Happiness cannot be codified in the Zoning Bylaw, but the randomness of delight is no less essential. “How does this building meet the ground?” “Who does it meet there?”  “What does this have to do with what was here before?” “What does this mean for who will come next?”  If your answers are couched in terms of fear, you don’t need a poem to tell you that the math is not right. Poetic vision is essential to guide transformation to the right place. Everything changes, but our desire for belonging never goes away. This is the foundation of delight, without which the city has no point.  Poetry is a spark for Actors in urban transformation, designers to decision makers, to light up our faces joyfully, not consume us from dust into ash.

The discussion of how to trigger and share that delight, is what the approval process needs to weigh, in equal consideration to the Mathematics of monetary advantage. Poems if need be; but whatever resonates with heart - rational decision making rooted in emotion.

To address this crying need, and inform our work as community members, a group of urban thinkers and poets have come together as the Place Mattering Matters Collective. Our aim is to activate discussion, within our heads and with others, about the qualities and priorities of creating, and living with, our shared  urban environment.  Few actively participate in urban placemaking, but those actions profoundly affect everyone. Not only does Place Matter, but that it matters is essential for the health of our urban community.  After all, the goal of city building is that the café canopy be in the right place.

To get these thoughts rolling and emphasise the high stakes involved, the accompanying lyric prose manifesto launches the philosophical and emotional proposition of the Place Mattering Matters Collective. This declares that healthy city building needs the Mathematics of development to be subject to the Poetry of place.

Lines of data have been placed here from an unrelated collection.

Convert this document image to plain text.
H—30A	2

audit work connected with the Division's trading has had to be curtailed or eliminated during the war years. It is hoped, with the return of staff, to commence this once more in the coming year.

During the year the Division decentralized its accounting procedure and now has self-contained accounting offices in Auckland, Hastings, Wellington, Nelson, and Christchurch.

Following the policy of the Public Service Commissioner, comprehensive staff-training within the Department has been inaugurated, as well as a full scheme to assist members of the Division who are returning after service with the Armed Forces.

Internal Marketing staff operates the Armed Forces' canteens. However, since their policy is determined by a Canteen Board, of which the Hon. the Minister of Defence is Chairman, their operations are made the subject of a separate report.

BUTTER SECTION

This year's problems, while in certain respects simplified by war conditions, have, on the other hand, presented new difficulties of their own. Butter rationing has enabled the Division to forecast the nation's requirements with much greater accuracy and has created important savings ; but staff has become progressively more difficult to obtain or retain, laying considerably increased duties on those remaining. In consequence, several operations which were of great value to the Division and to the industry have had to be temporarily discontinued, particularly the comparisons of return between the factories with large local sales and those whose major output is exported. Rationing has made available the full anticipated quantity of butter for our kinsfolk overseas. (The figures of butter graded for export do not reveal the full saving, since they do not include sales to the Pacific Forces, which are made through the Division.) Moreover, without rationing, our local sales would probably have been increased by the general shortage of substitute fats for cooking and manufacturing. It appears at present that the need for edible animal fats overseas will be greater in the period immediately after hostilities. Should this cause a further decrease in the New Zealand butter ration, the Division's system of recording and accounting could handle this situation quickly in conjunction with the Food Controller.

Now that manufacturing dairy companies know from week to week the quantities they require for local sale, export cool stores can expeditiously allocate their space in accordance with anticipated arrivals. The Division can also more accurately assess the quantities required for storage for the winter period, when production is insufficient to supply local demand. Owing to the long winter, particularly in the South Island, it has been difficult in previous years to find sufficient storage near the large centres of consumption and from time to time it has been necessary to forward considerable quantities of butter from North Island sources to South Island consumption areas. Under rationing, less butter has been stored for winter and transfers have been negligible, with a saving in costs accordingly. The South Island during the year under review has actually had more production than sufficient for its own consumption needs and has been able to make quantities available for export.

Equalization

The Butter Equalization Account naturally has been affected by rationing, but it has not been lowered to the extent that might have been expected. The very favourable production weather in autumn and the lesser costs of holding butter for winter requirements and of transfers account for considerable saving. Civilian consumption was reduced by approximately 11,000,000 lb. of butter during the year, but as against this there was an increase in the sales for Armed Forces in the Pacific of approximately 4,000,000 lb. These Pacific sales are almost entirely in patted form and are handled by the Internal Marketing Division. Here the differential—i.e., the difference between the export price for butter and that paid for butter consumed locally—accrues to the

Place Mattering is a clarion call to shape growth rather than suffer from it.

The Place Mattering Matters Collective is: Daniela Elza, a poet and creative writing educator;  Maria Roth, a graphic artist and textile designer; and  Richard Evans and  Graham McGarva, poets who have practiced at architecture for decades and are both Fellows of the Royal Architectural Institute of Canada. All four live on leased land in Vancouver’s False Creek, on the unceded territories of the xʷməθkʷəy̓əm, Sḵwx̱wú7mesh, and səlilwətaɬ.